We could look with different eyes or rather be open to all things, good and bad. When vast swathes of the island turn into a dansala (a ‘giving kiosk’ doesn’t quite translate the term) twice a year, there has to be something special about the nation and its people; during Vesak and Poson.  
The puritans and of course those who for their own political purposes demand Buddhists to be strict adherents of the dhamma. They forget that the Buddha himself recognized the parthagjana nature of the ordinary human being and advocated life practices that did not necessarily result in them acquiring marga-pala or stages along a no-turning-back path towards enlightenment. Consequently the spectacle of Vesak is 
often denounced.   

Let us not judge. Buddhism, after all, is not a doctrine of commandment. It is about self-discipline. As Prof Emeritus J.B. Dissanayake has pointed out, the logic of two holidays for Vesak draws from a recognition of this element; so there’s one day allocated (ideally, one may add) for spiritual pursuits and the other for celebration.   


Of course the celebrations are not limited to a single day or to the two designated holidays. There are dansal offering all kinds of things. There’s rice and curry, bread and sambol, manioc and kochchi sambol, sago, soft drinks, kadala, koththamalli, ice cream and all kinds of other interesting things to eat and drink. Some communities, especially children, often organize a flower-dansala outside temples, for the benefit of the devout. There’s ‘spectacle’ here of course, but that should not detract from the spirit of giving and as importantly the coming together of a community. In most cases, let us not forget, the beneficiaries are total strangers.   
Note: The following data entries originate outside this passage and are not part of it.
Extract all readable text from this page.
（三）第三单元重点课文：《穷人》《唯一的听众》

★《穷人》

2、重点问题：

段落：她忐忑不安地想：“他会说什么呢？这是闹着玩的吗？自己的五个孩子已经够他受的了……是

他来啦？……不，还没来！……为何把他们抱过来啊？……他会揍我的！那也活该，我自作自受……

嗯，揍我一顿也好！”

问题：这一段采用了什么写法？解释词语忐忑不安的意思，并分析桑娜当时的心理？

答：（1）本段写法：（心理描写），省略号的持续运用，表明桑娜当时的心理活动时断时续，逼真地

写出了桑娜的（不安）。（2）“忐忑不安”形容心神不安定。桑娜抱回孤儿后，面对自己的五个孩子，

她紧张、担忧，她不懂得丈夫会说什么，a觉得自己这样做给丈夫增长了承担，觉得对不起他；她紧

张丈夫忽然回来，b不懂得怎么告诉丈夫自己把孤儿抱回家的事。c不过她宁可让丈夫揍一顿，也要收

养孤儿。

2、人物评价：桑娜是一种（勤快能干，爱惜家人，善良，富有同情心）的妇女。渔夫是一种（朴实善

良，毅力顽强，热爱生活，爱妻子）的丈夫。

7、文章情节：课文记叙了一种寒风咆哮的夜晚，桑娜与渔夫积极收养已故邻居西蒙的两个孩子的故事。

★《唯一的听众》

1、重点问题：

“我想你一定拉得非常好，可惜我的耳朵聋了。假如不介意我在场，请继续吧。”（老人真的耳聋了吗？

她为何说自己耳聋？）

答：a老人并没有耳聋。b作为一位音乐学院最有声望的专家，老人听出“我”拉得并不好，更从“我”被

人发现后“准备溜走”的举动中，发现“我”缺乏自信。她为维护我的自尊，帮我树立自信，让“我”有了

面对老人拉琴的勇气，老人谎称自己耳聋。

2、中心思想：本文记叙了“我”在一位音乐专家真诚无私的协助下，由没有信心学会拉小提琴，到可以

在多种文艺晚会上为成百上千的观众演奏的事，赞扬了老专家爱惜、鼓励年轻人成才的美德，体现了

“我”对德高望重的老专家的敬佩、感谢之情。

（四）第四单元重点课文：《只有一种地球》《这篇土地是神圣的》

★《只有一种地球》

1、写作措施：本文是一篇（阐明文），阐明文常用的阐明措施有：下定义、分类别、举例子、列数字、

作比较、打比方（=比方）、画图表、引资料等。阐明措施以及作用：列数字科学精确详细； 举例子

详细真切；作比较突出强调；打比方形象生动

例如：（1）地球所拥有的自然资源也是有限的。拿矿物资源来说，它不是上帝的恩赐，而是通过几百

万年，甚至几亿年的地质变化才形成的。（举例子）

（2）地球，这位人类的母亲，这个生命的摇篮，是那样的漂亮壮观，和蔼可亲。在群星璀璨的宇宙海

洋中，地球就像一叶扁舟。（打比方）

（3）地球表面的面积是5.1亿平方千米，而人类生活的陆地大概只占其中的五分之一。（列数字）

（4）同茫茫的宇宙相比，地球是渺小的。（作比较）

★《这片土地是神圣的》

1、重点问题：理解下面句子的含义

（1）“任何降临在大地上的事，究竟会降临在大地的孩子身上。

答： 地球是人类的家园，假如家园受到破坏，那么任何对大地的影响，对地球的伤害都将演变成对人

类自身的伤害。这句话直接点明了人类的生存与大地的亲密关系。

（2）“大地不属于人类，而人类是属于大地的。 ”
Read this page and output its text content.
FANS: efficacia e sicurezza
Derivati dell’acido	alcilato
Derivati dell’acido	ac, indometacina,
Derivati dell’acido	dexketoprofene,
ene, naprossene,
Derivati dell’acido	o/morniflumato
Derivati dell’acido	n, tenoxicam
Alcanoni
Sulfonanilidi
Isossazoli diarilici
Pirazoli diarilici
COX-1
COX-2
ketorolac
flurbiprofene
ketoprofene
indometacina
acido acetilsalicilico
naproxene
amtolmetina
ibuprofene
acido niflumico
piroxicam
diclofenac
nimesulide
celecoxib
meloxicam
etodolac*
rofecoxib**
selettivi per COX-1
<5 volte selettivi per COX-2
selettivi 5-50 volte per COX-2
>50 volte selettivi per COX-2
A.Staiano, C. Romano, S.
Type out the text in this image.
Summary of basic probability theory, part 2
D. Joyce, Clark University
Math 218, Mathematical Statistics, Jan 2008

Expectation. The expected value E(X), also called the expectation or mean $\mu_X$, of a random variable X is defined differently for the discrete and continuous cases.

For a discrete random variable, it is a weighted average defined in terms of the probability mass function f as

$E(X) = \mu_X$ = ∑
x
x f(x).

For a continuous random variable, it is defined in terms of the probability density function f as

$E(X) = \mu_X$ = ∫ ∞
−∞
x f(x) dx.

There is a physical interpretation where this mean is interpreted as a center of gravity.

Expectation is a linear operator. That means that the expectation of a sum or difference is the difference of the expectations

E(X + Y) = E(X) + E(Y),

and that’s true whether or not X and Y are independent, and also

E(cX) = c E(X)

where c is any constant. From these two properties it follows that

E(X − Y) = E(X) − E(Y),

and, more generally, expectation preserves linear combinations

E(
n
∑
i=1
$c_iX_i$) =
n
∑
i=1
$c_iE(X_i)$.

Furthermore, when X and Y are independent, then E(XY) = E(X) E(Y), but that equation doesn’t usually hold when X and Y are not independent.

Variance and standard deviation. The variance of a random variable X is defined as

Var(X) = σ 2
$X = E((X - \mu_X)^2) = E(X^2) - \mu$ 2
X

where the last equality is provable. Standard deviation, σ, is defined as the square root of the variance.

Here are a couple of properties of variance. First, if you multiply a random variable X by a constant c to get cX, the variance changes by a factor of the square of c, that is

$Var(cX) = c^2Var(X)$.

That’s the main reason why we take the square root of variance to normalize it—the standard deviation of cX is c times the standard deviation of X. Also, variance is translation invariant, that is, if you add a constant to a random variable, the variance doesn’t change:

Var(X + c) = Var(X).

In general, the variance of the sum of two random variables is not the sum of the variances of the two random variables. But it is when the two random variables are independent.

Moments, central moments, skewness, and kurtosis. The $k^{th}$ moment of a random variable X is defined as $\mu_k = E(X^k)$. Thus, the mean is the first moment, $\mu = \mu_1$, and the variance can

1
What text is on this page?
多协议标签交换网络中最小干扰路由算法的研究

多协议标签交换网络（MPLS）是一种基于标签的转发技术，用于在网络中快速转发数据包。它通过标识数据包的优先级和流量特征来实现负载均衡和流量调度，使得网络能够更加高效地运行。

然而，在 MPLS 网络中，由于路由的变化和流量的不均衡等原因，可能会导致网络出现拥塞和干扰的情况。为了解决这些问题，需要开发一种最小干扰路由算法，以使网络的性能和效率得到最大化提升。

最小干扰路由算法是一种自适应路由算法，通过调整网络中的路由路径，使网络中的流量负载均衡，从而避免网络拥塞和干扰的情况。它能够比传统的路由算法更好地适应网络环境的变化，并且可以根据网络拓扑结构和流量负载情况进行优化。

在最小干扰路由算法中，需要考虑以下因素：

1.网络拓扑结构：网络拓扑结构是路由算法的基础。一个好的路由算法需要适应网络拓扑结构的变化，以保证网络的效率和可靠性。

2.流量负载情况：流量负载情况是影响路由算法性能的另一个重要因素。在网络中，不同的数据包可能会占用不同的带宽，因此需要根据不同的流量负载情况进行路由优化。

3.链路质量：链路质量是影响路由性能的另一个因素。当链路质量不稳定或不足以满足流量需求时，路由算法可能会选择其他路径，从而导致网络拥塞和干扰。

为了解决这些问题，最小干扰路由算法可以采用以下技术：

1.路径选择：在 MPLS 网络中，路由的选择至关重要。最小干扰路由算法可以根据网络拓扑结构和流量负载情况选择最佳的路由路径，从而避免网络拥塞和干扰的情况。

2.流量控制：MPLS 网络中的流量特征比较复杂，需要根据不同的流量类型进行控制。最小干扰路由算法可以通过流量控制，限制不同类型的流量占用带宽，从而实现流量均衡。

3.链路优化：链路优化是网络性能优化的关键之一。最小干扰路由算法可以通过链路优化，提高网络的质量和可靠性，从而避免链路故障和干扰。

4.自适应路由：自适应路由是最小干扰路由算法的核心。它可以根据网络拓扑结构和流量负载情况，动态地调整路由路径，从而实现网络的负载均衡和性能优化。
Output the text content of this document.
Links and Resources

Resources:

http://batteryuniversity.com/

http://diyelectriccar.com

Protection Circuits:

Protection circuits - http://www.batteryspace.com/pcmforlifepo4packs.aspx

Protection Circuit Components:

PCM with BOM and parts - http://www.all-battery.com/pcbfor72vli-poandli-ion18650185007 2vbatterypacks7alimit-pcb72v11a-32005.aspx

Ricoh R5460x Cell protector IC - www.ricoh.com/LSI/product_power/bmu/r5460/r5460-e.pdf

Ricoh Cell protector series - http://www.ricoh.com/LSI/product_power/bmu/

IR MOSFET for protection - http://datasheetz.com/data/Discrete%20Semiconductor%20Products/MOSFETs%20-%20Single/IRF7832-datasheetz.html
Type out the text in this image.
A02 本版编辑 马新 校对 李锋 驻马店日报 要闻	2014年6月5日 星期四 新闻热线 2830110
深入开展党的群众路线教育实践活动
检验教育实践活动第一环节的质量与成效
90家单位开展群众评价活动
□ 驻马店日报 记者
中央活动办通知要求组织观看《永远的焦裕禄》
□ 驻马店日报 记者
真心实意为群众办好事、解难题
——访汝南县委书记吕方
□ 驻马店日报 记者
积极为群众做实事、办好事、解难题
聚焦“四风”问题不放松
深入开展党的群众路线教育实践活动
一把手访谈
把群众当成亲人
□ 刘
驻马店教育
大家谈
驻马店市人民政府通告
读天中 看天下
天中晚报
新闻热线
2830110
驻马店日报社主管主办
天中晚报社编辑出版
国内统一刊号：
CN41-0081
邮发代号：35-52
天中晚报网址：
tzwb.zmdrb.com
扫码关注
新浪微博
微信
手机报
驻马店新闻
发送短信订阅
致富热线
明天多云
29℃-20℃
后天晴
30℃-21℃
There’s something precious about this ‘spectacle,’ then.   
And it finds expression in numerous ways. A group calling itself “Rata Rakina Parapura” (The Generation that Protects the Nation), for example, has suggested that the Themagula (the birth, enlightenment and the parinirvana of the Buddha) be marked by planting a tree. It’s at once the offering of an alternative to ‘spectacle’ and also a call for deeper reflection on the word of the Buddha.   
What is planting a tree if not helping arrest the wanton destruction of the natural world by the human species? While protesting all that is fine and even necessary, planting a tree is a quiet, determined and effective counter that seeks to correct the errors of one’s fellow creatures. More trees, more oxygen; more trees, more food for all creatures. Sabbe satta bhavantu sukhitatta.  It is an affirmation of that simple but profound call of maithree 
or compassion.   


Vesak, then, is about the collective, not just family, but also village; not village alone, but nation; not only nation but the entire earth; and not just our fellow human beings in their differences and similarities, their embraces and call to arms, their indulgence in vilification and counter-vilification, ridicule and superiority, but all creatures big and small, on earth, under the surface and above it, visible to the naked eye and too small to notice.  
Sabbe satta bhavantu sukhitatta. It is certainly something to reflect on, as the vast majority of people in our island nation celebrate their thiloguru  and the themagula.